Compassion as a defining mark of preaching
When you study the preaching of Jesus, you see a lot of diversity. Jesus used parables to teach truths about the kingdom of God, about loving others, and living a life of faith. Jesus asked questions and then used those questions to teach deeper truths that led to deeper faith. Jesus explained and clarified Old Testament Scriptures, and on some occasions, Jesus addressed topics in a straightforward manner. You could make the case that Jesus was a narrative preacher, an expository preacher, and a topical preacher.
But regardless of the style, Jesus’ preaching was characterized by compassion. He felt compassion for the crowds (Matthew 9:36), he felt compassion for the sick (Matthew 14:14), he felt compassion for the grieving (Luke 7:11-13), and he felt compassion for the outcast (Luke 7:36-50). Jesus had his moments of being harsh and even condemning when he spoke to the Pharisees about their hypocrisy and legalism, but a clear characteristic of Jesus’ ministry, including his preaching, was compassion. In fact, my favorite “picture” of Jesus in the Gospels is found in Matthew 11:28-30, where he says, “Come to me, all you who are weary and burdened, and I will give you rest. Take my yoke upon you and learn from me, for I am gentle and humble in heart, and you will find rest for your souls. For my yoke is easy and my burden is light.”
Jesus knew his audience, he knew their need, their broken hearts. While writing this column, I was reminded of a quote H. A. Ironside once shared with his seminary students: “Always preach to broken hearts and you will never lack for an audience.” Not only does that quote never go out of style, but it also becomes even more powerful in a church world with celebrity pastors (how sad is that) and pastors who often see themselves as CEOs more than shepherds.

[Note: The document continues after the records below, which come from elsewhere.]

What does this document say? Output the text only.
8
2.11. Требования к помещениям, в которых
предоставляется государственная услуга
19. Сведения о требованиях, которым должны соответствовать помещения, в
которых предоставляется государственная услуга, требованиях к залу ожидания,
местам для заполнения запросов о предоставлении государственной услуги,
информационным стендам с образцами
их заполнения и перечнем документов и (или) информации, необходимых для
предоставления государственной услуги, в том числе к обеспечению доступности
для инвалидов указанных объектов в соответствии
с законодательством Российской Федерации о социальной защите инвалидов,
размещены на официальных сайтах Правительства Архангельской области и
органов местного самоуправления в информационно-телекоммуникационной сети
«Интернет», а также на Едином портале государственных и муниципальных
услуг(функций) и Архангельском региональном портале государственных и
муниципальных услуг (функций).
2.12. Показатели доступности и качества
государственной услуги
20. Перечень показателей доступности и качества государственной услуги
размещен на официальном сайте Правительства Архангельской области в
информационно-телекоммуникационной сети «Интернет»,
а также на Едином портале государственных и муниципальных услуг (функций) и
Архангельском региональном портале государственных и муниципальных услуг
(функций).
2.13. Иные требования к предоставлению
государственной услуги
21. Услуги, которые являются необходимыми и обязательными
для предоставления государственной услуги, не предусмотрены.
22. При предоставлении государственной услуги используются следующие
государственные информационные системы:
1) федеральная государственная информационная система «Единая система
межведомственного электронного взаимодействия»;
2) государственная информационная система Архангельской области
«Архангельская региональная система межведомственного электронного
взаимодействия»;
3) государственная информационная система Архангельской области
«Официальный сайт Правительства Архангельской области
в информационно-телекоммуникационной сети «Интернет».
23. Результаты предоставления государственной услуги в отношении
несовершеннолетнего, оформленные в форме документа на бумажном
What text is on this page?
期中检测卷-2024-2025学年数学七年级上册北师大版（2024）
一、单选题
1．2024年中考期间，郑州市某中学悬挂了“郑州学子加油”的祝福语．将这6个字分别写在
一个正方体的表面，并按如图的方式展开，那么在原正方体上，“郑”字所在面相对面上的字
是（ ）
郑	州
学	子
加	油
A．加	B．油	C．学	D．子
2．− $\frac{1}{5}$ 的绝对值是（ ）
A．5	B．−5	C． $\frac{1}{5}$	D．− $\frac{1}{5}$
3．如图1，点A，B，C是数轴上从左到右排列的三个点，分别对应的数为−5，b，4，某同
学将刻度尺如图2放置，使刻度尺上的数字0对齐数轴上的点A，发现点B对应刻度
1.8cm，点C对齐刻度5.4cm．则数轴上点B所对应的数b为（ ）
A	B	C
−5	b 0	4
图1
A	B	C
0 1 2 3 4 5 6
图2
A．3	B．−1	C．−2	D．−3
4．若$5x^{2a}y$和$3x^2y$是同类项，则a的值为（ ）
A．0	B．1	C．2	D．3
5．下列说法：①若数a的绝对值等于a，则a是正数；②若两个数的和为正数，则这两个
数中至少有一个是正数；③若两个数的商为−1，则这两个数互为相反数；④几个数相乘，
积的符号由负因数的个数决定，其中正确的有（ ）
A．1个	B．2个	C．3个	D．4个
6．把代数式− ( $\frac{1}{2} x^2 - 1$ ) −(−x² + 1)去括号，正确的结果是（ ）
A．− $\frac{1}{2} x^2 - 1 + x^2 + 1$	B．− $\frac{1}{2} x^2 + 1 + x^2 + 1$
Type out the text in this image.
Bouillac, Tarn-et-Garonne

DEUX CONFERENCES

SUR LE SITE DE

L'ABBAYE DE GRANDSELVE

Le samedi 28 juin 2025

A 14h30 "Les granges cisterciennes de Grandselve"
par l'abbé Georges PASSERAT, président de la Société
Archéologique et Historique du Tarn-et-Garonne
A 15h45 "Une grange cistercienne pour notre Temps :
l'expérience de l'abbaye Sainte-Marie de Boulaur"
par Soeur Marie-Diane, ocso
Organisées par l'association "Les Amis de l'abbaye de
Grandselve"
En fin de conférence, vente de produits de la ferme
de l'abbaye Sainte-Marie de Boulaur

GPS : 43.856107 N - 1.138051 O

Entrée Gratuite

Jesus’ first recorded sermon is found in Luke 4:14-20. He went into the synagogue in his hometown of Nazareth, stood up, and read these words from the scroll of the prophet Isaiah: “The Spirit of the Lord is upon me; he has appointed me to preach Good News to the poor; he has sent me to heal the brokenhearted” (The Living Bible). Jesus came into the world to heal the brokenhearted. He did that with his message and with his life. Let’s get both right. Let’s preach with clarity about the love of God, the promises of God, the forgiveness of God, the presence of God, the comfort and peace of God, and so much more. And let’s preach with the compassion Jesus showed people during his earthly ministry.
Earlier I cited Matthew 9:36 and the compassion Jesus felt when he saw the crowds that accompanied his public ministry. That word compassion has the simple meaning of being moved deeply in your inner being. It’s caring enough to “feel” the need. When that’s part of our lives, it will be part of our preaching. My 30-minute encounter with a brokenhearted family 45 years ago taught me that, and it’s a lesson I never want to forget.